The S&P 500 Index closed 2015 down a scant 0.7%, but many stocks lost much more. The overall market was held up by good performance by a handful of extremely popular stock—a phenomenon known as narrowing breadth and often a troublesome sign for equities. No doubt, some of the selling seen to start the year can be attributed to some profit taking in some of those winners.
However, there is a glimmer of hope following the running to go nowhere action of 2015. Since 1970 there have been six “flat” years for the S&P 500 (-2% to +2%), and following those years, the Index returned between 11-34%, which if it holds true would be substantially better than most predictions on the Street. But geopolitical issues, some profit taking, and global growth concerns have contributed to a rough start. Despite this, we don’t believe the long-running bull market is ready to die just yet. As legendary investor John Templeton noted, “Bull markets are born on pessimism, grow on skepticism, mature on optimism, and die on euphoria.” US equity markets seem a long way from euphoria, and much closer to skepticism. We anticipate further volatility and greater frequency of pullbacks; but barring an economic recession, we think a bear market will be avoided and that stock will ultimately break to the upside.
Tuesday, January 19, 2016
It's the news:
Calculated Risk - world oil supply and demand. There's still too much oil, so the price has to go down. Sorry, oilbugs, but we in the gold world have seen this play out a few years ahead of you boys.
New Deal Demoncrat - it's only a commodities recession. Sure, but I gather the central fear isn't so much oilpatch weakness, but rather the ultracollapse of China.
Olivier Blanchard - I just don't get it. He thinks the worldwide market weakness is just herd behaviour. Well, probably, but the herd doesn't stop til they realize they're being silly.
Krugginator - oil goes nonlinear. The argument goes that oil going down too fast can have a negative effect on the economy. And you know things have gotten silly when even economists are commenting on the stock market.

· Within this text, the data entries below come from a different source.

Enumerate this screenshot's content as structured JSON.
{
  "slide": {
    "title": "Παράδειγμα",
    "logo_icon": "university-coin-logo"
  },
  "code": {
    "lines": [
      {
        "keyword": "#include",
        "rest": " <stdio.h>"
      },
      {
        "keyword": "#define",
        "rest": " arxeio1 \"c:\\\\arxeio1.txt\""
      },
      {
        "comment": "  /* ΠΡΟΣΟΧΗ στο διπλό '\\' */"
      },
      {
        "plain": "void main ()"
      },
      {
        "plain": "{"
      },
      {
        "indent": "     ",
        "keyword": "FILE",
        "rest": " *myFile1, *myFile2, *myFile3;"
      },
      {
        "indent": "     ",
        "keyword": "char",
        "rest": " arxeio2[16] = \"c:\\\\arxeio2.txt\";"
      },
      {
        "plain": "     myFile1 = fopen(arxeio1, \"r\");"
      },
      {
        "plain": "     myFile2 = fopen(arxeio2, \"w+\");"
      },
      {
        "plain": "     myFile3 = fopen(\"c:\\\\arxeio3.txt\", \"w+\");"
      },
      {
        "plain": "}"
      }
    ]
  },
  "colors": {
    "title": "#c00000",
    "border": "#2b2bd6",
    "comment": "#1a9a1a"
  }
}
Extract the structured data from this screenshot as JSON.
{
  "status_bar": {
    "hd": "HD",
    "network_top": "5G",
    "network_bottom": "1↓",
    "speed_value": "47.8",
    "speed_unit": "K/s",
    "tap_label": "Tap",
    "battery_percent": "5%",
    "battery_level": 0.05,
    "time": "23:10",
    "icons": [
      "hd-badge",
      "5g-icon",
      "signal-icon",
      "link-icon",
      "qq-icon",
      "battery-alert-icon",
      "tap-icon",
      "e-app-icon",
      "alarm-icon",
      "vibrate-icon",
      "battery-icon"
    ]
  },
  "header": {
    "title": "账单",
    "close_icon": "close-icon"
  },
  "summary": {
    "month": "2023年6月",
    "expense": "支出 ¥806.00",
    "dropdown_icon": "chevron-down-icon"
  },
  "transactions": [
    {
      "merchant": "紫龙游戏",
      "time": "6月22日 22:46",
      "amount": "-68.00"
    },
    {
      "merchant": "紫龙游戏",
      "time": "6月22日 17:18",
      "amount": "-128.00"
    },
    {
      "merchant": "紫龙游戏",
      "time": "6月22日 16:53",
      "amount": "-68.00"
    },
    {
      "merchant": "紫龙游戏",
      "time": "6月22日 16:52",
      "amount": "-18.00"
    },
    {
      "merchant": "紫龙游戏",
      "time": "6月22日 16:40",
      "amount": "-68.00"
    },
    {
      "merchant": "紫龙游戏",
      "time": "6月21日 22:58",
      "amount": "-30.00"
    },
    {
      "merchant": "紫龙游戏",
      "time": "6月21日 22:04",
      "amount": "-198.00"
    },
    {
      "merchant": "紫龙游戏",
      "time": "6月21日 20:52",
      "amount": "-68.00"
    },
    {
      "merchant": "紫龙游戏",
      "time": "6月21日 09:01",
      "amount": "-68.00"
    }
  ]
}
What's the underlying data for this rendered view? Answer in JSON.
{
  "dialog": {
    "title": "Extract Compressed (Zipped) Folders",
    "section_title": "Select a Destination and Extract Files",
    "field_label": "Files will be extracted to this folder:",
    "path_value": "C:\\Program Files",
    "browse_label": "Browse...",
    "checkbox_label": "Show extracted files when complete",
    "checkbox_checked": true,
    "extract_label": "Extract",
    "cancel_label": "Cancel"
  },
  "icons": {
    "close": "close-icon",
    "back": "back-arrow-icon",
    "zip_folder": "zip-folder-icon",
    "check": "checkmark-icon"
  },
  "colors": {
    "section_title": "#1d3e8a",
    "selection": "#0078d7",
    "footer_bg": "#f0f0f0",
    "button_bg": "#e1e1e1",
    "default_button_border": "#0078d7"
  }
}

Gavyn Davies - the necessary evil of Chinese devaluation. A basic unalterable rule of markets is that currency values are highly dependent on expectations. So it is literally impossible for China to pursue a slow and measured 10% currency devaluation over a year: once it becomes necessary it'll happen in a couple days. We've seen it in the past and nothing has changed in the physics of currency markets since. Even more, it has to overshoot til the drop generates buying support in expectation of upward recovery.
FT Alphaville - signs of capitulation. Not that things can't capitulate more, of course.
WSJ - the world's 62 richest people are as rich as the poorest 3.5 billion. Even more, the richest 1% has more wealth than the other 99% combined. My question: so when does the bloodbath begin?